Acababa de dar una pequeña vuelta con Berta por la finca y la estaba desensillando.
—¿En la cacería? ¡Ni hablar! No quiero romperme ningún hueso. Además, la caza me parece una barbaridad. Me dan pena los animales.
—Pero si es por necesidad. Desde que ya no hay tantos lobos y osos en las inmediaciones —explicó—, debemos reducir el número de animales salvajes. Si no, se morirían de hambre en un invierno más crudo de lo normal.
—Por mí podéis salir a cazar, pero yo me quedaré en casa. Tu madre lo sabe y me ha asignado labores que me impedirán ver todos esos animales muertos que traeréis.
—Exageras un poco, ¿no te parece? ¿O tienes pensado hacerte vegetariana? Al fin y al cabo, lo que te sirven en el plato también es un cadáver, haya sido abatido en una cacería o sacrificado en un matadero.

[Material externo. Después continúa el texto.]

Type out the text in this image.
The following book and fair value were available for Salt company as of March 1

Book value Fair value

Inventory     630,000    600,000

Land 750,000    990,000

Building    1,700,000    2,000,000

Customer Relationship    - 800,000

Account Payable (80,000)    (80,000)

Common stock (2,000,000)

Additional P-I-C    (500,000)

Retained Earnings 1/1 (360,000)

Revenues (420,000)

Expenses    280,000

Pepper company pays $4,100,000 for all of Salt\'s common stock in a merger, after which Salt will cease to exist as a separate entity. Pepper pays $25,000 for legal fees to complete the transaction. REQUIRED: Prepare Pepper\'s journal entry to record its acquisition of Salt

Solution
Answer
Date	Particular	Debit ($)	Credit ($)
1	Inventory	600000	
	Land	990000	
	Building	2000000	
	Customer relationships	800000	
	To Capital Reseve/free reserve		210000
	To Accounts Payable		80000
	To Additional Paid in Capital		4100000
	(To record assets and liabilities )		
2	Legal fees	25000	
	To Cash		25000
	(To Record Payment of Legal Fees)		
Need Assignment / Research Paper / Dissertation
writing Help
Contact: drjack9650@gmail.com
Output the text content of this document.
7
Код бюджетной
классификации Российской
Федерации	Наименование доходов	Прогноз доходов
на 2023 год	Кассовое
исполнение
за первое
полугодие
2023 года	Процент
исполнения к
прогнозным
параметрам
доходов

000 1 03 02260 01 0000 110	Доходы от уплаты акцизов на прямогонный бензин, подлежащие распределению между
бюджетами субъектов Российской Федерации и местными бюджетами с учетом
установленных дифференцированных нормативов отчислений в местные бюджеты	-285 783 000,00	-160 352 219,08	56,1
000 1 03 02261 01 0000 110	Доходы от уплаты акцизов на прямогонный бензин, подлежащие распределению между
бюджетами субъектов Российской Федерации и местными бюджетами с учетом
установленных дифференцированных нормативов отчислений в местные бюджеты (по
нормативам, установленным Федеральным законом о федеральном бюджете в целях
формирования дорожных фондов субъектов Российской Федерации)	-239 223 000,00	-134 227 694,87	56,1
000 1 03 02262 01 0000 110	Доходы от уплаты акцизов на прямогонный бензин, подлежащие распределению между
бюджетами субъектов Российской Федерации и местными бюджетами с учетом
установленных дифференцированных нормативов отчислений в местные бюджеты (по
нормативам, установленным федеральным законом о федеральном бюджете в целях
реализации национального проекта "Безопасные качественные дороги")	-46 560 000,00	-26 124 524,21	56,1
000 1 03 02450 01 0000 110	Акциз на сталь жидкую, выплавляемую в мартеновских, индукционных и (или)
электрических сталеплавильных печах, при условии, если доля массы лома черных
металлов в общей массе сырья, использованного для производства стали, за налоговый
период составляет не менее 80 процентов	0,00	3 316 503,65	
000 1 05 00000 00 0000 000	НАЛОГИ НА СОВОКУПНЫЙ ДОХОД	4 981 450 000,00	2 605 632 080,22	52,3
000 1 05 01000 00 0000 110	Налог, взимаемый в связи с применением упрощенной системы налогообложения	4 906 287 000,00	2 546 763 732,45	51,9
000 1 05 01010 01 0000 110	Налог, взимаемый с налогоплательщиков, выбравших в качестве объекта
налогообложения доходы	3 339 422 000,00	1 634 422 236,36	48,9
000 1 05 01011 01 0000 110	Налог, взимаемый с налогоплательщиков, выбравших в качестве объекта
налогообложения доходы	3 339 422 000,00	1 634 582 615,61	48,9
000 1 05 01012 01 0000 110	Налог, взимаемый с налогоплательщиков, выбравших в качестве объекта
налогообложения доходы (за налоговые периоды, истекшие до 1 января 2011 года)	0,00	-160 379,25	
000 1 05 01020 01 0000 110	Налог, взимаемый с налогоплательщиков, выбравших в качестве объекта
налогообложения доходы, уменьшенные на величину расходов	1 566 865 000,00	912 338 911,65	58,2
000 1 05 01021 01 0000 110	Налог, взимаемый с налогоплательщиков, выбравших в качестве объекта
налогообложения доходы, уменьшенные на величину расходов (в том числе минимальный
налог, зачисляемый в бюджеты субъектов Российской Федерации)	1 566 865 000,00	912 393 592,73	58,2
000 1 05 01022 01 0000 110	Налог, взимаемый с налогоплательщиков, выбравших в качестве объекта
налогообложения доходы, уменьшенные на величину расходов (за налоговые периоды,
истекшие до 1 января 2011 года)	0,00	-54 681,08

—Mmm… Tal vez me haga vegetariana, sí. Una chica de mi clase lo es. Está en contra de que se maten animales.
—¡No lo dirás en serio!
—Como lo oyes.
Ingmar se marchó sacudiendo la cabeza mientras yo lo miraba con una sonrisa.
POR LA NOCHE llegaron los primeros invitados. Agneta deseaba que yo estuviera presente, así que me puse el vestido que me habían comprado expresamente para la ocasión. Antes, esa clase de vestidos los cosía una modista, pero la condesa había empezado a adquirir su vestuario en establecimientos selectos. A mí me parecía estupendo, porque los vestidos de gala que había visto en el guardarropa eran espantosos. Parecían tan rígidos e incómodos que costaba creer que en su día hubiese cabido en ellos una persona de verdad. Me pregunté por qué Agneta los guardaría aún. Algunos habían pertenecido a su madre cuando era joven; otros, incluso a la madre de esta. Eran objetos de museo, en el mejor de los casos.

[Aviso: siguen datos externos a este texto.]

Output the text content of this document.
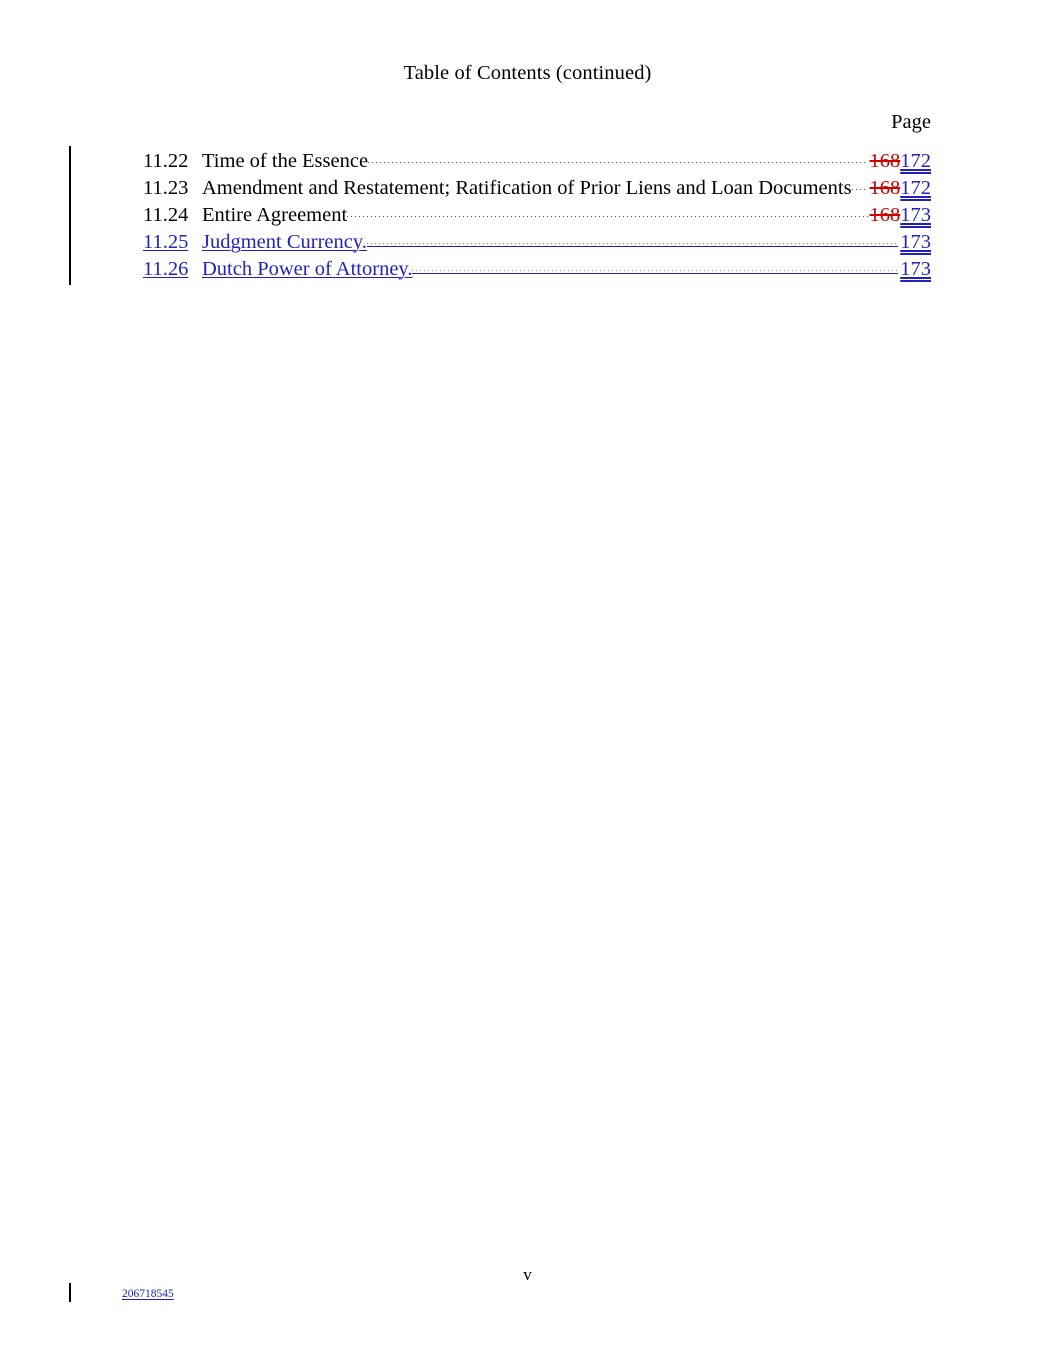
Table of Contents (continued)
Page
11.22 Time of the Essence	168172
11.23 Amendment and Restatement; Ratification of Prior Liens and Loan Documents 168172
11.24 Entire Agreement	168173
11.25 Judgment Currency.	173
11.26 Dutch Power of Attorney.	173
v
206718545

Mi vestido me parecía demasiado adulto para mí. Era largo hasta las rodillas, con parte de tafetán y parte de encaje. El tono azul hacía palidecer un poco mi tez, pero iba bien con mis ojos, y Lena volvió a transformarme con uno de sus preciosos recogidos. Aun así, no me sentía del todo a gusto. Agneta no me había explicado cómo debía comportarme con los invitados, y lo que más me preocupaba era el rey. Nunca había hecho una reverencia formal. ¿Se esperaba todavía en los tiempos que corrían?
—Estás deslumbrante —comentó la condesa cuando me acerqué a ella a la vez que me recolocaba las flores de seda del vestido—. Tu madre estaría muy orgullosa de ti.
Me decía eso muchas veces sin sospechar cuánto me afectaba. La mención de mi madre todavía me encogía el corazón.
—Gracias —dije e intenté olvidar su imagen en el ataúd—. ¿Hay algo que deba tener presente cuando llegue el rey?
—No, simplemente sé amable y no olvides hacer una pequeña reverencia. Aquí, en mi casa, la familia real relaja la etiqueta, no es necesaria una reverencia formal. Por fortuna. Cuando pienso en lo mucho que tardé en dominarla… —Calló un momento y sonrió ensimismada—. Mi madre estaba furiosa conmigo. Siempre me decía que nunca encontraría a un hombre si no los impresionaba en mi debut.
—Pero se equivocaba, ¿verdad?
—Sí. Aunque di muchas vueltas. Sin embargo, con la perspectiva que da el tiempo, puedo decir que tomé la decisión correcta. Y no tuvo nada que ver con mi debut ni con las reverencias.
Me miró, pero debió de ver a alguien detrás de mí, porque sus ojos cambiaron de dirección.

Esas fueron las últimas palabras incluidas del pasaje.